CANADA - The Animal Nutrition Association of Canada says eliminating Table-4 of the Feeds Act will allow the formulation of feeds that will better match the nutritional needs of animals while reducing their environmental footprint, writes Bruce Cochrane.
calendar icon 20 April 2016
clock icon 3 minute read

As part of it's modernization of Canada's feed regulatory framework, the Canadian Food Inspection Agency is proposing replacing Table-4 of the Feeds Act with maximum inclusion levels.

Matt Einarson, a Director with the Animal Nutritional Association of Canada and Managing Director of EMF Nutrition, says the feed industry has been asking for regulations to catch up with changing technology for 20 years.

Matt Einarson-Animal Nutritional Association of Canada:

I think, from a producer perspective, a lot of times we've got the technologies that we've been able to improve efficiencies to the point where we no longer need to feed within those guidelines.

So, are we unnecessarily challenging the animal with excess minerals?

Is that playing a role in the excretion of minerals that are unnecessary?
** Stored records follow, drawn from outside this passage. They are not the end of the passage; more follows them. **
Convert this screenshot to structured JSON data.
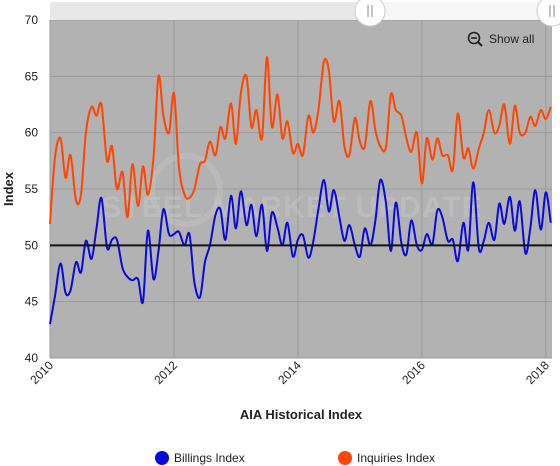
{
  "chart_data": {
    "type": "line",
    "title": "",
    "xlabel": "AIA Historical Index",
    "ylabel": "Index",
    "xlim": [
      2010,
      2018.1
    ],
    "ylim": [
      40,
      70
    ],
    "x_ticks": [
      "2010",
      "2012",
      "2014",
      "2016",
      "2018"
    ],
    "y_ticks": [
      "40",
      "45",
      "50",
      "55",
      "60",
      "65",
      "70"
    ],
    "reference_line": 50,
    "grid": true,
    "legend_position": "bottom-center",
    "watermark": "STEEL MARKET UPDATE",
    "zoom_button": "Show all",
    "series": [
      {
        "name": "Billings Index",
        "color": "#0a0ad8",
        "points": [
          [
            2010.0,
            43.0
          ],
          [
            2010.08,
            45.5
          ],
          [
            2010.17,
            48.4
          ],
          [
            2010.25,
            45.8
          ],
          [
            2010.33,
            46.0
          ],
          [
            2010.42,
            48.5
          ],
          [
            2010.5,
            47.6
          ],
          [
            2010.58,
            50.4
          ],
          [
            2010.67,
            48.8
          ],
          [
            2010.75,
            51.5
          ],
          [
            2010.83,
            54.2
          ],
          [
            2010.92,
            49.8
          ],
          [
            2011.0,
            50.5
          ],
          [
            2011.08,
            50.5
          ],
          [
            2011.17,
            48.0
          ],
          [
            2011.25,
            47.2
          ],
          [
            2011.33,
            46.9
          ],
          [
            2011.42,
            47.0
          ],
          [
            2011.5,
            45.0
          ],
          [
            2011.58,
            51.3
          ],
          [
            2011.67,
            47.0
          ],
          [
            2011.75,
            49.5
          ],
          [
            2011.83,
            53.2
          ],
          [
            2011.92,
            51.0
          ],
          [
            2012.0,
            51.0
          ],
          [
            2012.08,
            51.2
          ],
          [
            2012.17,
            50.0
          ],
          [
            2012.25,
            51.0
          ],
          [
            2012.33,
            46.7
          ],
          [
            2012.42,
            45.4
          ],
          [
            2012.5,
            48.5
          ],
          [
            2012.58,
            50.0
          ],
          [
            2012.67,
            52.7
          ],
          [
            2012.75,
            53.2
          ],
          [
            2012.83,
            50.5
          ],
          [
            2012.92,
            54.4
          ],
          [
            2013.0,
            51.5
          ],
          [
            2013.08,
            54.8
          ],
          [
            2013.17,
            51.8
          ],
          [
            2013.25,
            53.6
          ],
          [
            2013.33,
            50.8
          ],
          [
            2013.42,
            53.6
          ],
          [
            2013.5,
            49.5
          ],
          [
            2013.58,
            52.9
          ],
          [
            2013.67,
            51.6
          ],
          [
            2013.75,
            50.0
          ],
          [
            2013.83,
            52.0
          ],
          [
            2013.92,
            49.0
          ],
          [
            2014.0,
            50.5
          ],
          [
            2014.08,
            50.9
          ],
          [
            2014.17,
            48.9
          ],
          [
            2014.25,
            50.4
          ],
          [
            2014.33,
            53.2
          ],
          [
            2014.42,
            55.8
          ],
          [
            2014.5,
            53.0
          ],
          [
            2014.58,
            54.9
          ],
          [
            2014.67,
            52.5
          ],
          [
            2014.75,
            50.4
          ],
          [
            2014.83,
            51.8
          ],
          [
            2014.92,
            50.0
          ],
          [
            2015.0,
            49.0
          ],
          [
            2015.08,
            51.5
          ],
          [
            2015.17,
            50.0
          ],
          [
            2015.25,
            52.2
          ],
          [
            2015.33,
            55.8
          ],
          [
            2015.42,
            53.8
          ],
          [
            2015.5,
            49.5
          ],
          [
            2015.58,
            53.8
          ],
          [
            2015.67,
            50.2
          ],
          [
            2015.75,
            49.2
          ],
          [
            2015.83,
            52.2
          ],
          [
            2015.92,
            50.0
          ],
          [
            2016.0,
            49.6
          ],
          [
            2016.08,
            51.0
          ],
          [
            2016.17,
            50.1
          ],
          [
            2016.25,
            53.1
          ],
          [
            2016.33,
            52.5
          ],
          [
            2016.42,
            50.4
          ],
          [
            2016.5,
            50.5
          ],
          [
            2016.58,
            48.6
          ],
          [
            2016.67,
            52.0
          ],
          [
            2016.75,
            49.6
          ],
          [
            2016.83,
            55.6
          ],
          [
            2016.92,
            49.7
          ],
          [
            2017.0,
            50.4
          ],
          [
            2017.08,
            52.0
          ],
          [
            2017.17,
            50.5
          ],
          [
            2017.25,
            53.7
          ],
          [
            2017.33,
            51.9
          ],
          [
            2017.42,
            54.3
          ],
          [
            2017.5,
            51.3
          ],
          [
            2017.58,
            53.9
          ],
          [
            2017.67,
            49.3
          ],
          [
            2017.75,
            51.5
          ],
          [
            2017.83,
            54.9
          ],
          [
            2017.92,
            51.4
          ],
          [
            2018.0,
            54.7
          ],
          [
            2018.08,
            52.0
          ]
        ]
      },
      {
        "name": "Inquiries Index",
        "color": "#ff4500",
        "points": [
          [
            2010.0,
            51.9
          ],
          [
            2010.08,
            57.8
          ],
          [
            2010.17,
            59.5
          ],
          [
            2010.25,
            56.0
          ],
          [
            2010.33,
            58.0
          ],
          [
            2010.42,
            54.0
          ],
          [
            2010.5,
            54.5
          ],
          [
            2010.58,
            60.0
          ],
          [
            2010.67,
            62.3
          ],
          [
            2010.75,
            61.5
          ],
          [
            2010.83,
            62.5
          ],
          [
            2010.92,
            57.5
          ],
          [
            2011.0,
            58.8
          ],
          [
            2011.08,
            55.0
          ],
          [
            2011.17,
            56.5
          ],
          [
            2011.25,
            52.5
          ],
          [
            2011.33,
            57.2
          ],
          [
            2011.42,
            53.5
          ],
          [
            2011.5,
            57.0
          ],
          [
            2011.58,
            54.5
          ],
          [
            2011.67,
            57.8
          ],
          [
            2011.75,
            65.0
          ],
          [
            2011.83,
            61.5
          ],
          [
            2011.92,
            60.0
          ],
          [
            2012.0,
            63.5
          ],
          [
            2012.08,
            57.0
          ],
          [
            2012.17,
            54.5
          ],
          [
            2012.25,
            54.2
          ],
          [
            2012.33,
            55.0
          ],
          [
            2012.42,
            57.2
          ],
          [
            2012.5,
            57.5
          ],
          [
            2012.58,
            59.2
          ],
          [
            2012.67,
            58.0
          ],
          [
            2012.75,
            60.5
          ],
          [
            2012.83,
            59.5
          ],
          [
            2012.92,
            62.6
          ],
          [
            2013.0,
            59.0
          ],
          [
            2013.08,
            63.5
          ],
          [
            2013.17,
            65.0
          ],
          [
            2013.25,
            60.5
          ],
          [
            2013.33,
            62.0
          ],
          [
            2013.42,
            59.5
          ],
          [
            2013.5,
            66.7
          ],
          [
            2013.58,
            60.5
          ],
          [
            2013.67,
            63.4
          ],
          [
            2013.75,
            59.5
          ],
          [
            2013.83,
            61.0
          ],
          [
            2013.92,
            58.2
          ],
          [
            2014.0,
            59.0
          ],
          [
            2014.08,
            58.0
          ],
          [
            2014.17,
            61.5
          ],
          [
            2014.25,
            60.0
          ],
          [
            2014.33,
            62.0
          ],
          [
            2014.42,
            66.3
          ],
          [
            2014.5,
            65.5
          ],
          [
            2014.58,
            61.0
          ],
          [
            2014.67,
            62.8
          ],
          [
            2014.75,
            58.8
          ],
          [
            2014.83,
            58.0
          ],
          [
            2014.92,
            61.3
          ],
          [
            2015.0,
            59.2
          ],
          [
            2015.08,
            58.8
          ],
          [
            2015.17,
            62.8
          ],
          [
            2015.25,
            60.2
          ],
          [
            2015.33,
            58.8
          ],
          [
            2015.42,
            58.7
          ],
          [
            2015.5,
            63.4
          ],
          [
            2015.58,
            62.0
          ],
          [
            2015.67,
            61.5
          ],
          [
            2015.75,
            59.5
          ],
          [
            2015.83,
            58.3
          ],
          [
            2015.92,
            60.0
          ],
          [
            2016.0,
            55.5
          ],
          [
            2016.08,
            59.5
          ],
          [
            2016.17,
            57.6
          ],
          [
            2016.25,
            59.5
          ],
          [
            2016.33,
            58.0
          ],
          [
            2016.42,
            58.0
          ],
          [
            2016.5,
            56.7
          ],
          [
            2016.58,
            61.7
          ],
          [
            2016.67,
            57.8
          ],
          [
            2016.75,
            58.6
          ],
          [
            2016.83,
            56.8
          ],
          [
            2016.92,
            58.6
          ],
          [
            2017.0,
            60.0
          ],
          [
            2017.08,
            62.0
          ],
          [
            2017.17,
            60.0
          ],
          [
            2017.25,
            60.6
          ],
          [
            2017.33,
            62.5
          ],
          [
            2017.42,
            59.0
          ],
          [
            2017.5,
            62.4
          ],
          [
            2017.58,
            60.0
          ],
          [
            2017.67,
            60.0
          ],
          [
            2017.75,
            61.4
          ],
          [
            2017.83,
            60.6
          ],
          [
            2017.92,
            62.0
          ],
          [
            2018.0,
            61.2
          ],
          [
            2018.08,
            62.3
          ]
        ]
      }
    ]
  }
}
Is there an additional cost associated with adding these particular nutrients over and above what's necessary?

I think, from a maximum standpoint, obviously those exist to ensure that toxicity isn't an issue but, in large part, we're talking about micro minerals here in which case the opportunity to feed less is something that we would focus on rather than feeding more.

That being said, there was opportunity and still exists to be opportunity through technologies like enzymes, phytase in particular, where we can lower the amount of added phosphorus within the diet however within Table-4 we were required to include minimum amounts of added phosphorus.

Now we'll be able to go below those amounts without having any regulatory impact which should help to reduce the amount of excreted phosphorus in hog diets, again all playing it's part in reducing the environmental footprint of animal agriculture.

Einarson expects it will take another year for the regulatory changes to take effect but, when they do, they'll be embraced.